Friday, April 28, 2006
Those who don't know history
"You know, I'm not a supporter of boycotts."
~ George W. Bush
Beginning with the unpopular Grenville reforms of the mid-1760s and continuing for a decade, the nonimportation agreement or boycott was the chief American means to gain the attention of faraway British policymakers.
Colonial critics of revenue-raising tax measures realized that they had little clout in Parliament. In order to receive a meaningful hearing in London, the Americans needed support from an influential lobbying force; English merchants and manufacturers fit the bill. Many of those businessmen had strong trade ties with the colonies as well as strong relationships with members of Parliament.
If trade were to decline sharply — as the case would be during a boycott — then English business interests would be harmed financially. It was hoped they would then prevail upon the government for a change in policy.

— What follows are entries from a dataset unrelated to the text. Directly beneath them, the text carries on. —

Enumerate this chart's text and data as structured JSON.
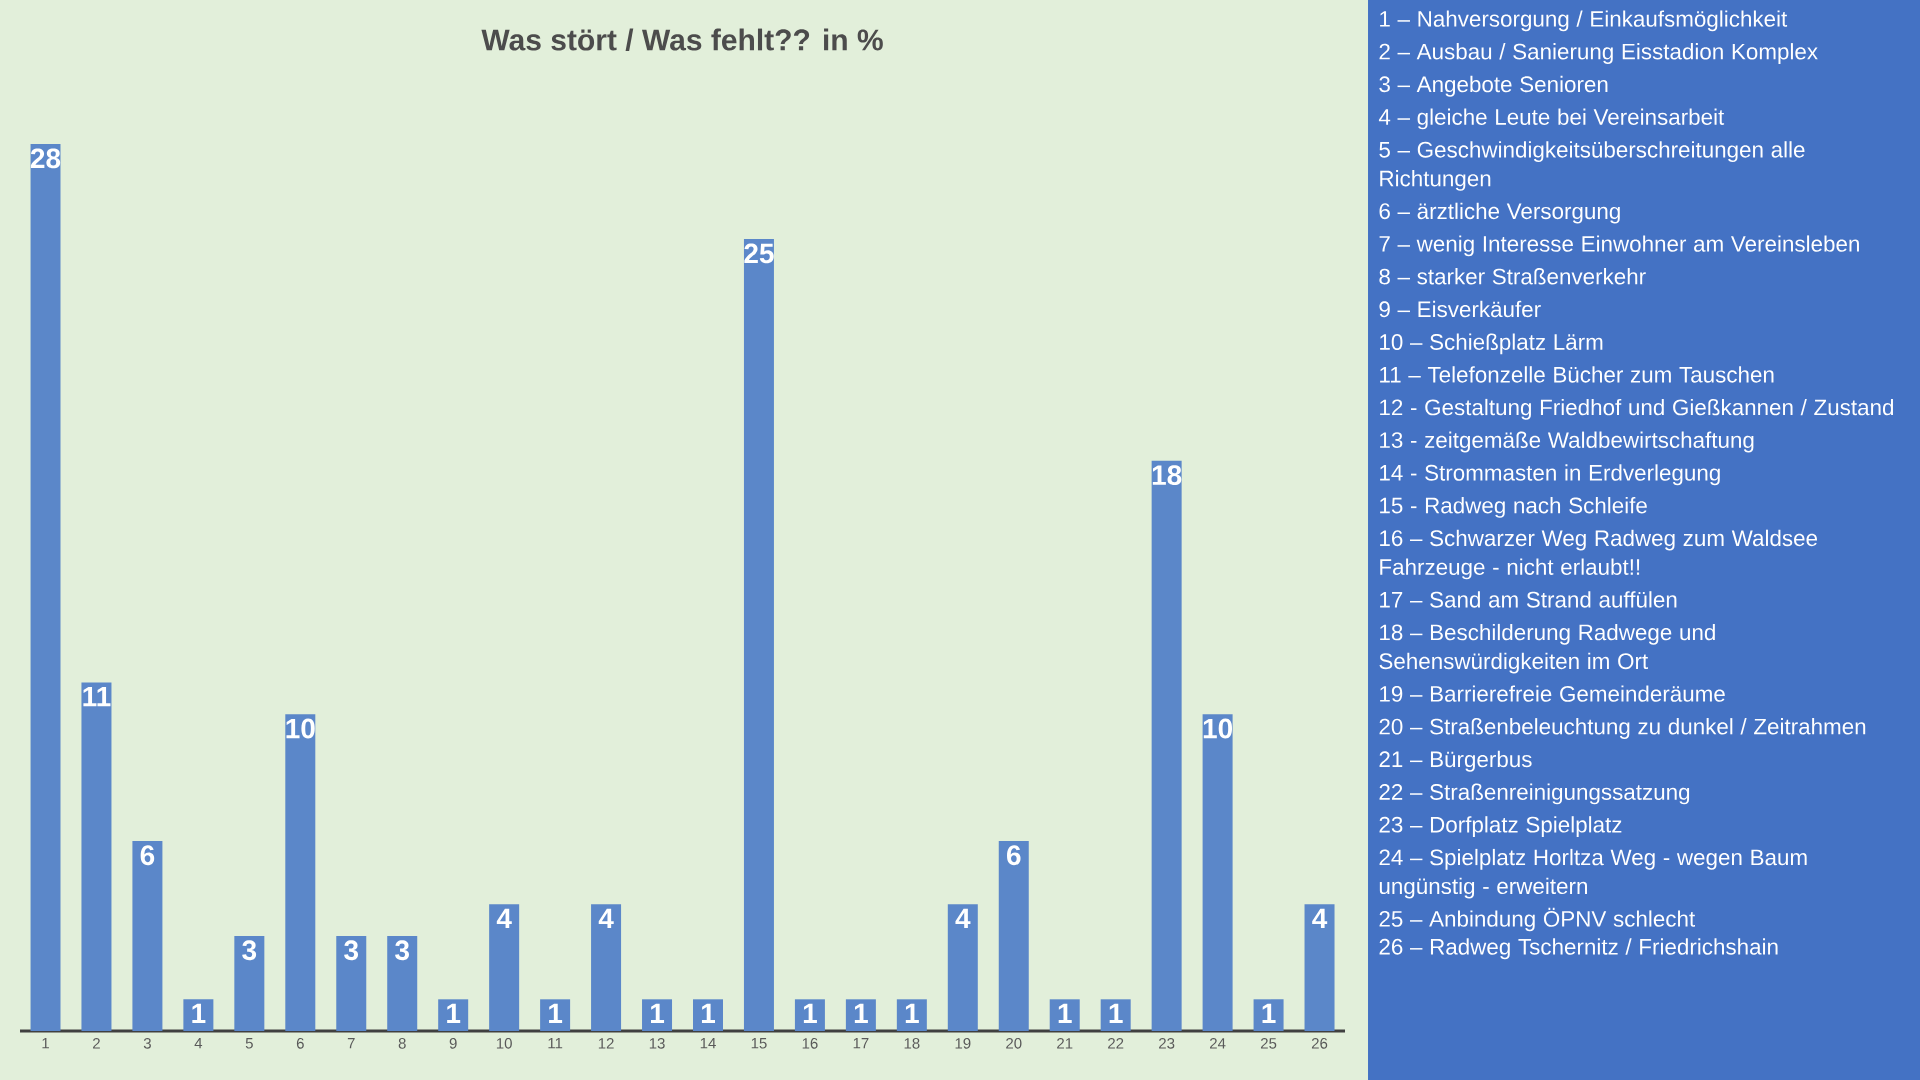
{
  "chart_data": {
    "type": "bar",
    "title": "Was stört / Was fehlt?? in %",
    "categories": [
      "1",
      "2",
      "3",
      "4",
      "5",
      "6",
      "7",
      "8",
      "9",
      "10",
      "11",
      "12",
      "13",
      "14",
      "15",
      "16",
      "17",
      "18",
      "19",
      "20",
      "21",
      "22",
      "23",
      "24",
      "25",
      "26"
    ],
    "values": [
      28,
      11,
      6,
      1,
      3,
      10,
      3,
      3,
      1,
      4,
      1,
      4,
      1,
      1,
      25,
      1,
      1,
      1,
      4,
      6,
      1,
      1,
      18,
      10,
      1,
      4
    ],
    "color": "#5b87c9",
    "tick_labels": "x",
    "data_labels": true,
    "annotations": [
      "1 – Nahversorgung / Einkaufsmöglichkeit",
      "2 – Ausbau / Sanierung Eisstadion Komplex",
      "3 – Angebote Senioren",
      "4 – gleiche Leute bei Vereinsarbeit",
      "5 – Geschwindigkeitsüberschreitungen alle Richtungen",
      "6 – ärztliche Versorgung",
      "7 – wenig Interesse Einwohner am Vereinsleben",
      "8 – starker Straßenverkehr",
      "9 – Eisverkäufer",
      "10 – Schießplatz Lärm",
      "11 – Telefonzelle Bücher zum Tauschen",
      "12 - Gestaltung Friedhof und Gießkannen / Zustand",
      "13 - zeitgemäße Waldbewirtschaftung",
      "14 - Strommasten in Erdverlegung",
      "15 - Radweg nach Schleife",
      "16 – Schwarzer Weg Radweg zum Waldsee Fahrzeuge - nicht erlaubt!!",
      "17 – Sand am Strand auffülen",
      "18 – Beschilderung Radwege und Sehenswürdigkeiten im Ort",
      "19 – Barrierefreie Gemeinderäume",
      "20 – Straßenbeleuchtung zu dunkel / Zeitrahmen",
      "21 – Bürgerbus",
      "22 – Straßenreinigungssatzung",
      "23 – Dorfplatz Spielplatz",
      "24 – Spielplatz Horltza Weg - wegen Baum ungünstig - erweitern",
      "25 – Anbindung ÖPNV schlecht",
      "26 – Radweg Tschernitz / Friedrichshain"
    ]
  }
}
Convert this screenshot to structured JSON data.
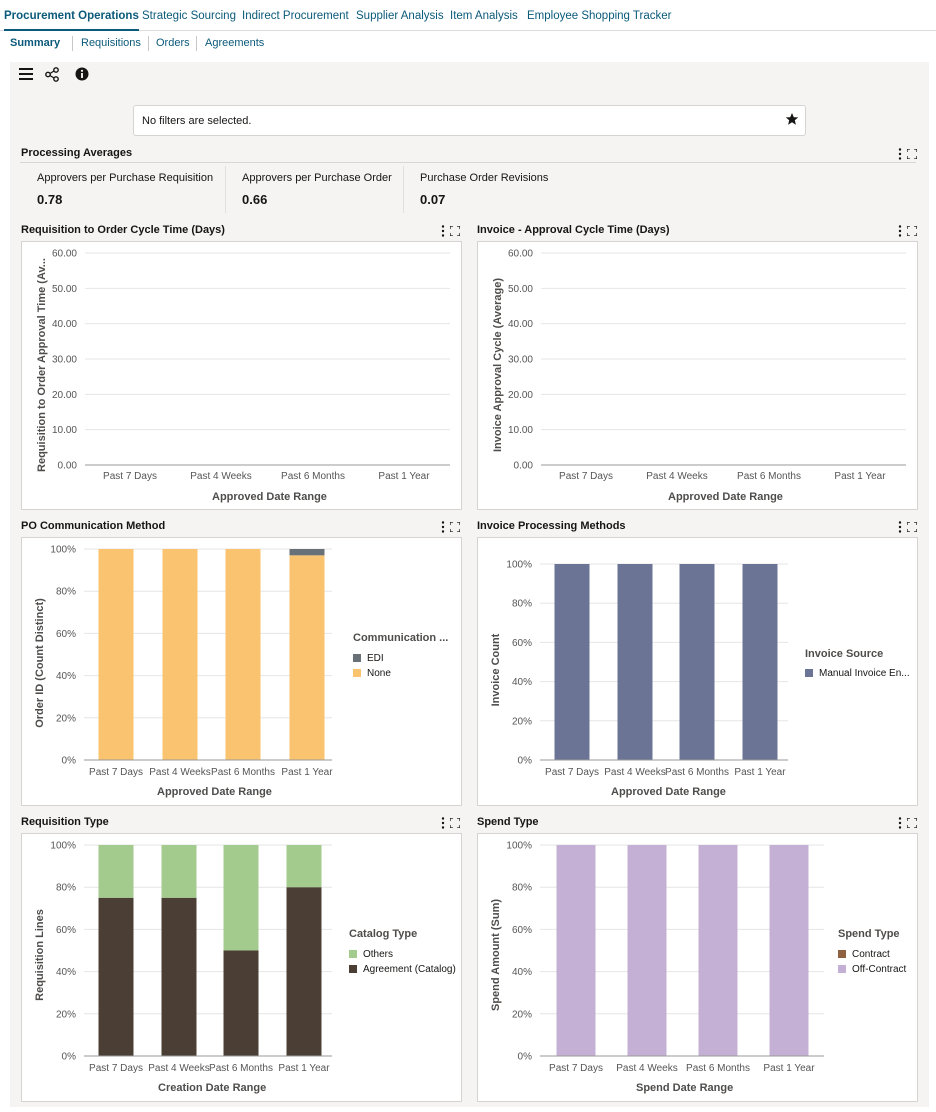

This form of economic retaliation was used in response to the Sugar Act (1764), but enjoyed its greatest success during the Stamp Act crisis (1765) and the upheaval following the Townsend Acts (1767-1770). A period of relative calm prevailed in the early 1770s, but came to an abrupt end with passage of the Coercive Acts (1774). The height of the nonimportation movement was reached with the First Continental Congress’s decision to create The Association, a body charged with overseeing the nonimportation, non-exportation and non-consumption of all British goods.